Repeatability is Essential
The sweet spot for robotic inspection is the 100 micron tolerance area and above. Here, errors of a robot machining system can be compared with a normal machine tool in a fair comparison. “The trend is going to be to perfect more accurate robotic systems in the future,” says Grau. “There are many improvements being made – from each lifecycle to the next, it gets more accurate. The dynamic accuracy improvement in robotic will have a big influence for on the fly robotic measurement applications as well.”

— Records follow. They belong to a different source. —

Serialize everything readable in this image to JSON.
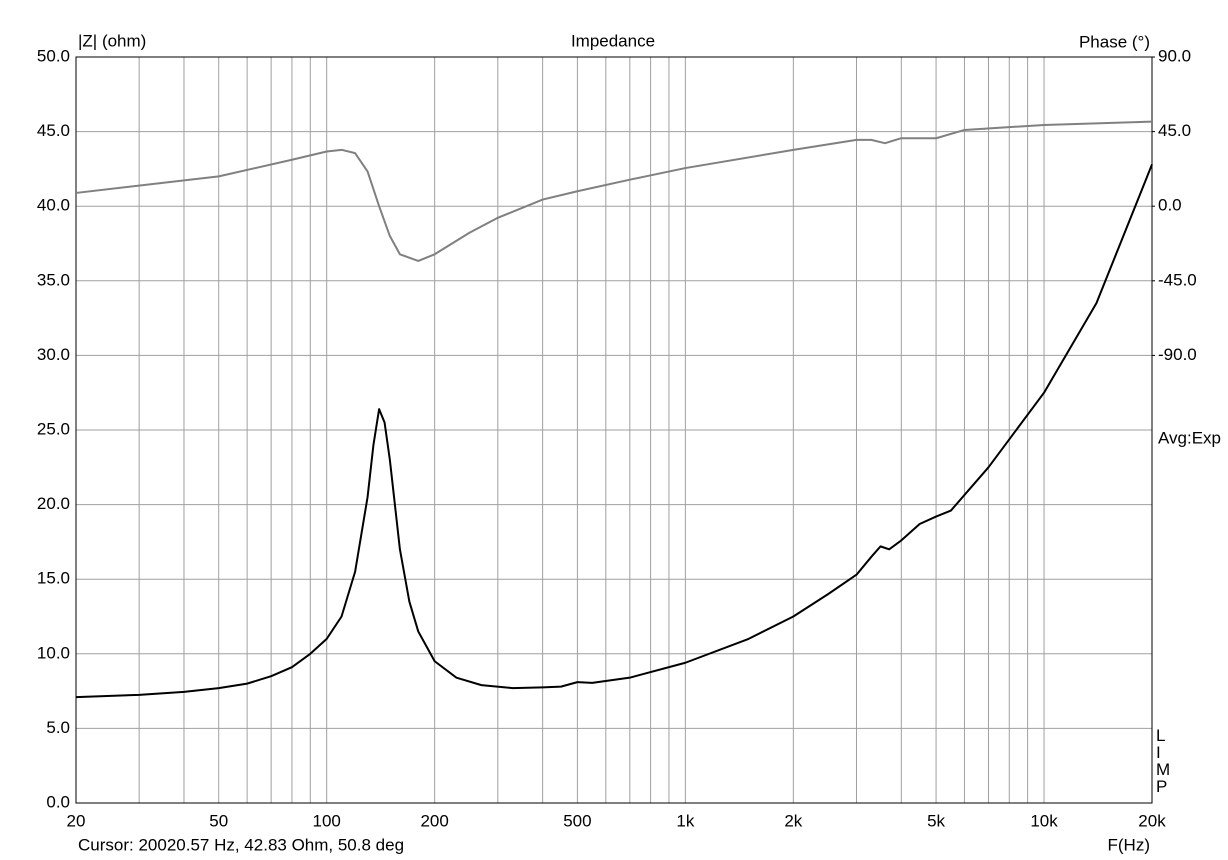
{
  "chart_data": {
    "type": "line",
    "title": "Impedance",
    "y_label": "|Z| (ohm)",
    "y2_label": "Phase (°)",
    "x_label": "F(Hz)",
    "annotations": [
      "Avg:Exp",
      "LIMP",
      "Cursor: 20020.57 Hz, 42.83 Ohm, 50.8 deg"
    ],
    "log_x": true,
    "grid": true,
    "xlim": [
      20,
      20000
    ],
    "xticks": [
      20,
      50,
      100,
      200,
      500,
      {
        "value": 1000,
        "label": "1k"
      },
      {
        "value": 2000,
        "label": "2k"
      },
      {
        "value": 5000,
        "label": "5k"
      },
      {
        "value": 10000,
        "label": "10k"
      },
      {
        "value": 20000,
        "label": "20k"
      }
    ],
    "xminor": [
      30,
      40,
      60,
      70,
      80,
      90,
      300,
      400,
      600,
      700,
      800,
      900,
      3000,
      4000,
      6000,
      7000,
      8000,
      9000
    ],
    "ylim": [
      0,
      50
    ],
    "yticks": [
      {
        "value": 0,
        "label": "0.0"
      },
      {
        "value": 5,
        "label": "5.0"
      },
      {
        "value": 10,
        "label": "10.0"
      },
      {
        "value": 15,
        "label": "15.0"
      },
      {
        "value": 20,
        "label": "20.0"
      },
      {
        "value": 25,
        "label": "25.0"
      },
      {
        "value": 30,
        "label": "30.0"
      },
      {
        "value": 35,
        "label": "35.0"
      },
      {
        "value": 40,
        "label": "40.0"
      },
      {
        "value": 45,
        "label": "45.0"
      },
      {
        "value": 50,
        "label": "50.0"
      }
    ],
    "y2lim": [
      -360,
      90
    ],
    "y2ticks": [
      {
        "value": -90,
        "label": "-90.0"
      },
      {
        "value": -45,
        "label": "-45.0"
      },
      {
        "value": 0,
        "label": "0.0"
      },
      {
        "value": 45,
        "label": "45.0"
      },
      {
        "value": 90,
        "label": "90.0"
      }
    ],
    "series": [
      {
        "color": "#000000",
        "x": [
          20,
          30,
          40,
          50,
          60,
          70,
          80,
          90,
          100,
          110,
          120,
          130,
          135,
          140,
          145,
          150,
          160,
          170,
          180,
          200,
          230,
          270,
          330,
          400,
          450,
          500,
          550,
          700,
          1000,
          1500,
          2000,
          2500,
          3000,
          3300,
          3500,
          3700,
          4000,
          4500,
          5000,
          5500,
          7000,
          10000,
          14000,
          20000
        ],
        "values": [
          7.1,
          7.25,
          7.45,
          7.7,
          8.0,
          8.5,
          9.1,
          10.0,
          11.0,
          12.5,
          15.5,
          20.5,
          24,
          26.4,
          25.5,
          23,
          17,
          13.5,
          11.5,
          9.5,
          8.4,
          7.9,
          7.7,
          7.75,
          7.8,
          8.1,
          8.05,
          8.4,
          9.4,
          11.0,
          12.5,
          14.0,
          15.3,
          16.5,
          17.2,
          17.0,
          17.6,
          18.7,
          19.2,
          19.6,
          22.5,
          27.5,
          33.5,
          42.8
        ]
      },
      {
        "color": "#808080",
        "axis": "y2",
        "x": [
          20,
          50,
          80,
          100,
          110,
          120,
          130,
          140,
          150,
          160,
          180,
          200,
          250,
          300,
          400,
          500,
          700,
          1000,
          2000,
          3000,
          3300,
          3600,
          4000,
          5000,
          6000,
          10000,
          20000
        ],
        "values": [
          8,
          18,
          28,
          33,
          34,
          32,
          21,
          0,
          -18,
          -29,
          -33,
          -29,
          -16,
          -7,
          4,
          9,
          16,
          23,
          34,
          40,
          40,
          38,
          41,
          41,
          46,
          49,
          51
        ]
      }
    ]
  }
}
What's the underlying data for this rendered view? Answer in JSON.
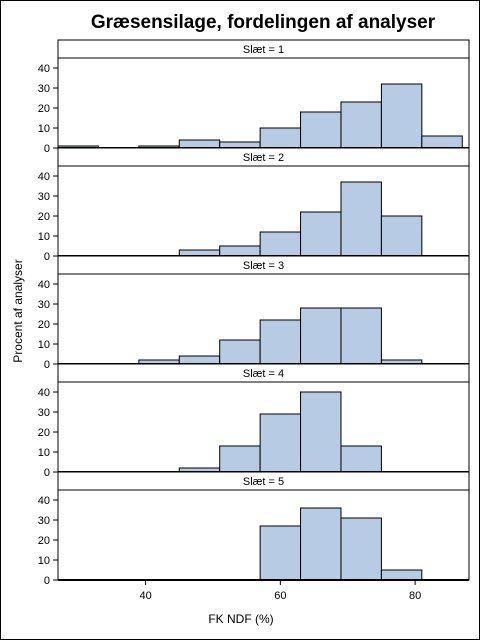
{
  "chart_data": {
    "type": "bar",
    "title": "Græsensilage, fordelingen af analyser",
    "xlabel": "FK NDF (%)",
    "ylabel": "Procent af analyser",
    "xlim": [
      27,
      88
    ],
    "ylim": [
      0,
      45
    ],
    "xticks": [
      40,
      60,
      80
    ],
    "yticks": [
      0,
      10,
      20,
      30,
      40
    ],
    "bin_edges": [
      27,
      33,
      39,
      45,
      51,
      57,
      63,
      69,
      75,
      81,
      87
    ],
    "bar_color": "#b7cbe4",
    "panels": [
      {
        "label": "Slæt = 1",
        "values": [
          1,
          0,
          1,
          4,
          3,
          10,
          18,
          23,
          32,
          6
        ]
      },
      {
        "label": "Slæt = 2",
        "values": [
          0,
          0,
          0,
          3,
          5,
          12,
          22,
          37,
          20,
          0
        ]
      },
      {
        "label": "Slæt = 3",
        "values": [
          0,
          0,
          2,
          4,
          12,
          22,
          28,
          28,
          2,
          0
        ]
      },
      {
        "label": "Slæt = 4",
        "values": [
          0,
          0,
          0,
          2,
          13,
          29,
          40,
          13,
          0,
          0
        ]
      },
      {
        "label": "Slæt = 5",
        "values": [
          0,
          0,
          0,
          0,
          0,
          27,
          36,
          31,
          5,
          0
        ]
      }
    ]
  }
}
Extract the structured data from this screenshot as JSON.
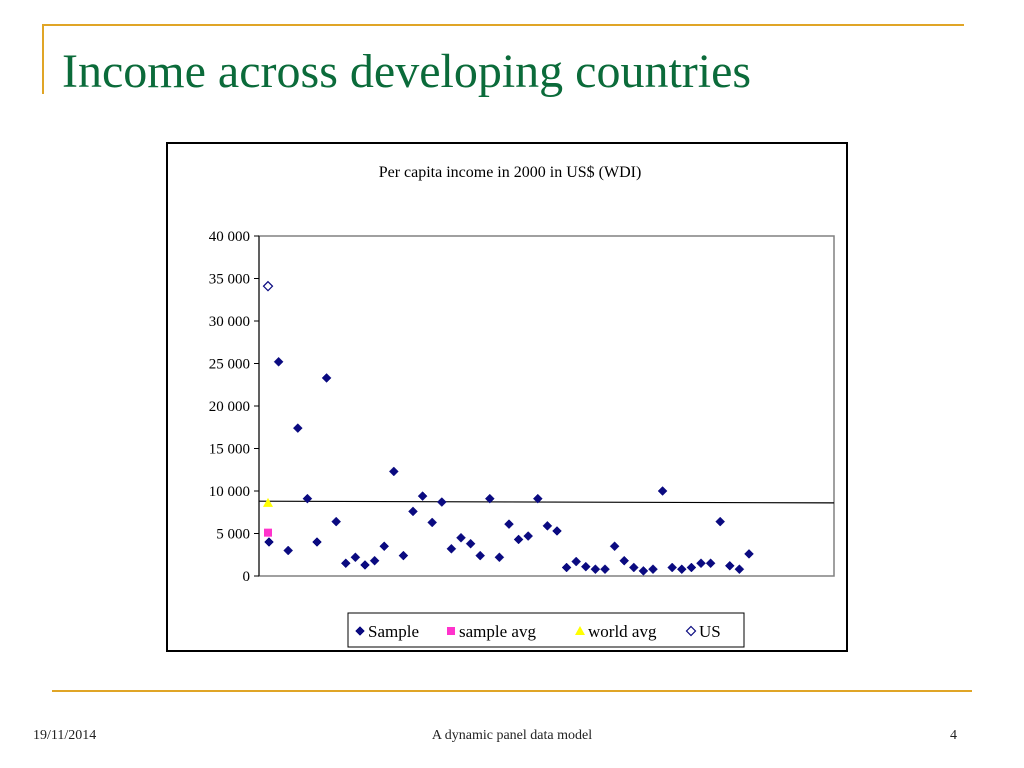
{
  "slide": {
    "title": "Income across developing countries",
    "accent_color": "#e0a526",
    "title_color": "#0b6b3a"
  },
  "footer": {
    "date": "19/11/2014",
    "center": "A dynamic panel data model",
    "page": "4"
  },
  "chart_data": {
    "type": "scatter",
    "title": "Per capita income in 2000 in US$ (WDI)",
    "xlabel": "",
    "ylabel": "",
    "ylim": [
      0,
      40000
    ],
    "y_ticks": [
      0,
      5000,
      10000,
      15000,
      20000,
      25000,
      30000,
      35000,
      40000
    ],
    "y_tick_labels": [
      "0",
      "5 000",
      "10 000",
      "15 000",
      "20 000",
      "25 000",
      "30 000",
      "35 000",
      "40 000"
    ],
    "xlim": [
      0,
      60
    ],
    "grid": false,
    "legend": {
      "position": "bottom",
      "entries": [
        "Sample",
        "sample avg",
        "world avg",
        "US"
      ]
    },
    "reference_line": {
      "label": "world avg",
      "y_start": 8800,
      "y_end": 8600,
      "color": "#000000"
    },
    "series": [
      {
        "name": "Sample",
        "marker": "diamond",
        "color": "#0a0a80",
        "x": [
          1,
          2,
          3,
          4,
          5,
          6,
          7,
          8,
          9,
          10,
          11,
          12,
          13,
          14,
          15,
          16,
          17,
          18,
          19,
          20,
          21,
          22,
          23,
          24,
          25,
          26,
          27,
          28,
          29,
          30,
          31,
          32,
          33,
          34,
          35,
          36,
          37,
          38,
          39,
          40,
          41,
          42,
          43,
          44,
          45,
          46,
          47,
          48,
          49,
          50
        ],
        "y": [
          4000,
          25200,
          3000,
          17400,
          9100,
          4000,
          23300,
          6400,
          1500,
          2200,
          1300,
          1800,
          3500,
          12300,
          2400,
          7600,
          9400,
          6300,
          8700,
          3200,
          4500,
          3800,
          2400,
          9100,
          2200,
          6100,
          4300,
          4700,
          9100,
          5900,
          5300,
          1000,
          1700,
          1100,
          800,
          800,
          3500,
          1800,
          1000,
          600,
          800,
          10000,
          1000,
          800,
          1000,
          1500,
          1500,
          6400,
          1200,
          800
        ]
      },
      {
        "name": "sample avg",
        "marker": "square",
        "color": "#ff33cc",
        "x": [
          0.8
        ],
        "y": [
          5100
        ]
      },
      {
        "name": "world avg",
        "marker": "triangle",
        "color": "#ffff00",
        "x": [
          0.9
        ],
        "y": [
          8600
        ]
      },
      {
        "name": "US",
        "marker": "open-diamond",
        "color": "#0a0a80",
        "x": [
          0.9
        ],
        "y": [
          34100
        ]
      }
    ],
    "extra_last_point": {
      "x": 51,
      "y": 2600
    }
  }
}
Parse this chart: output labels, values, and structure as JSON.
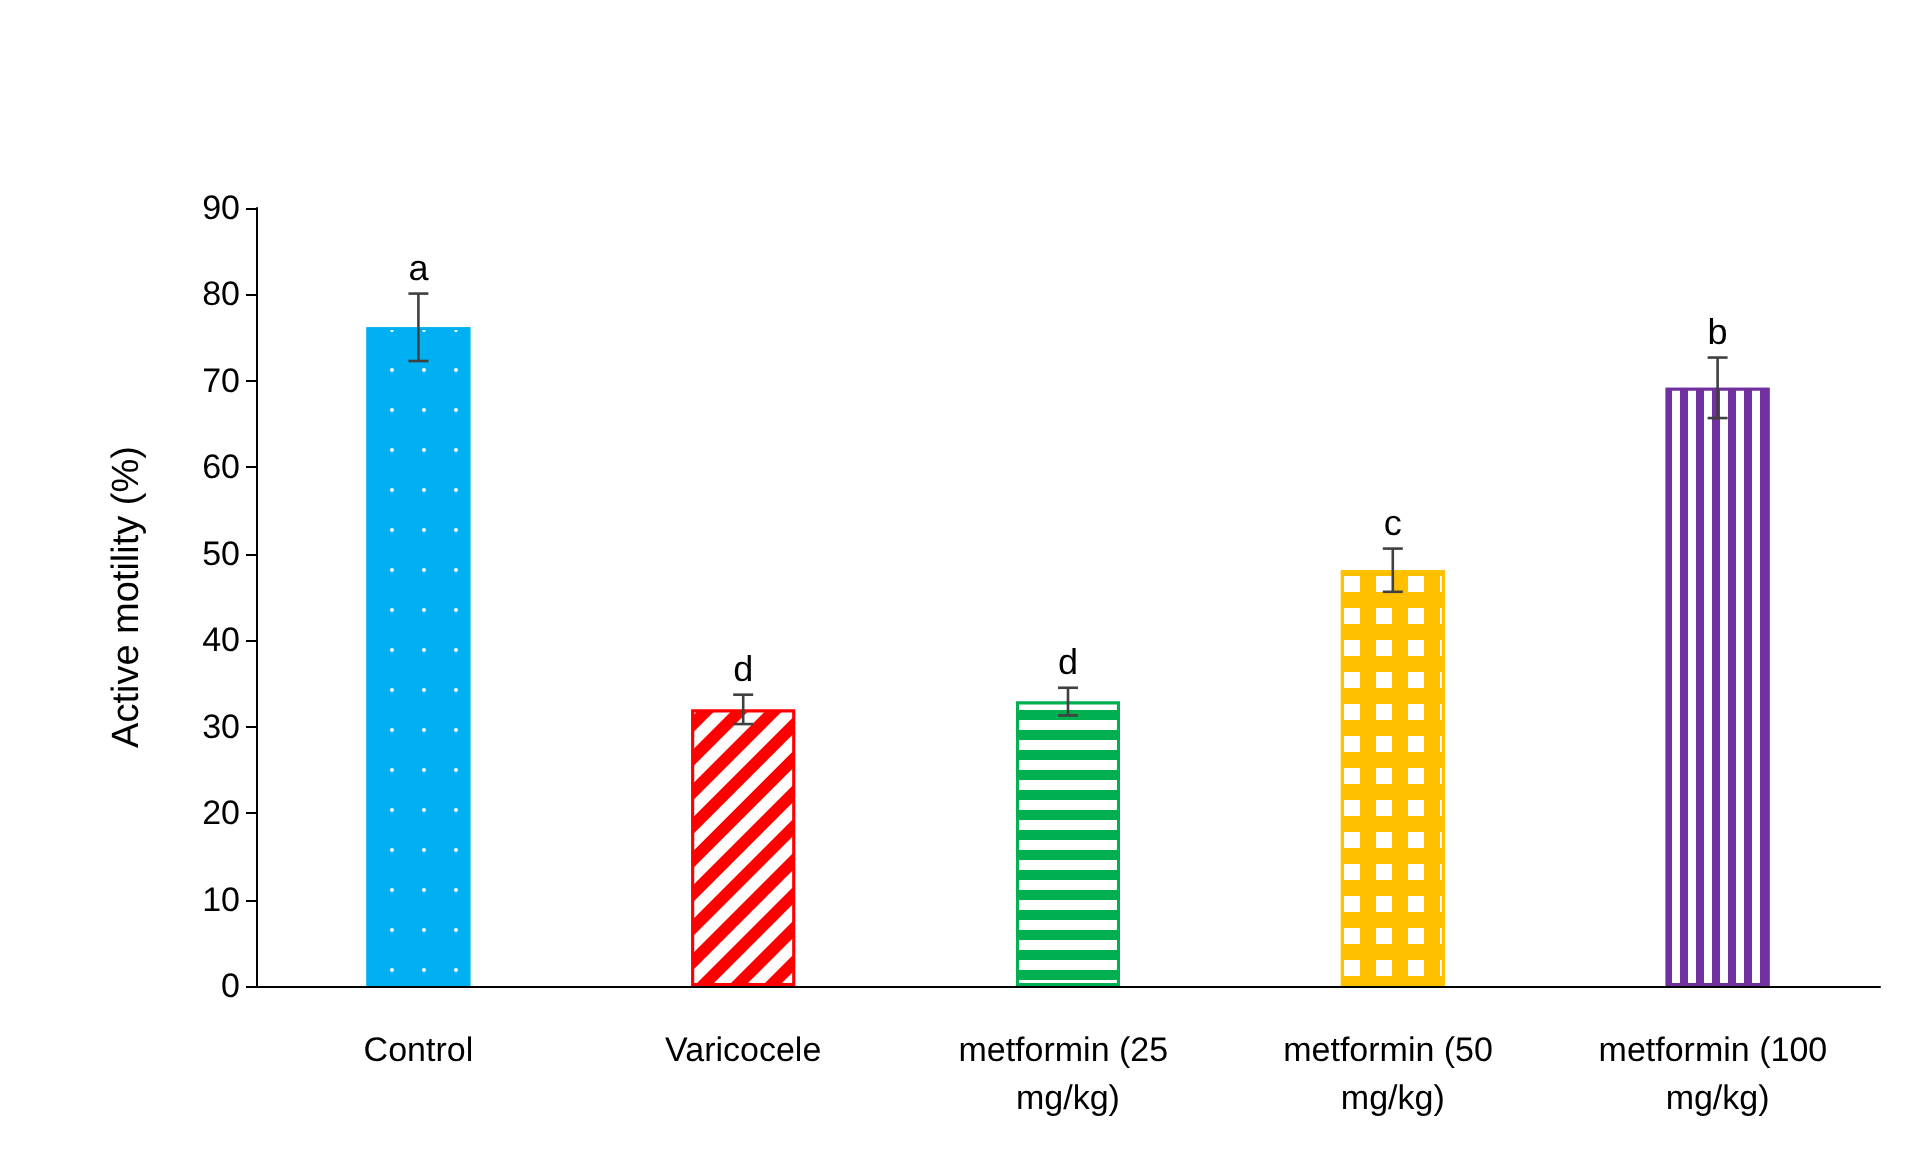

Bigger robots can have 30 micron repeatable position precision, which is already very accurate. But the key aspect is the application. The main factor is the degree of precision an application needs for it to be robot-compatible or not.
“The field of metrology is moving as quickly as any engineering field in the “Industry 4.0” evolution. Companies are developing new sensors with better measurement capabilities, at a smaller size and higher operational accuracy than ever. Expect to see new, smarter and possibly more affordable measurements tools in the future, as sensor costs fall. Software is getting far more powerful. For example, Autodesk is improving its PowerInspection tool that will incorporate a dual device manager, allowing you to probe one part with two devices, to increase accuracy. We are also improving the algorithms, taking in new features from CAD models, such as GDT information,” says Autodesk’s Kalay.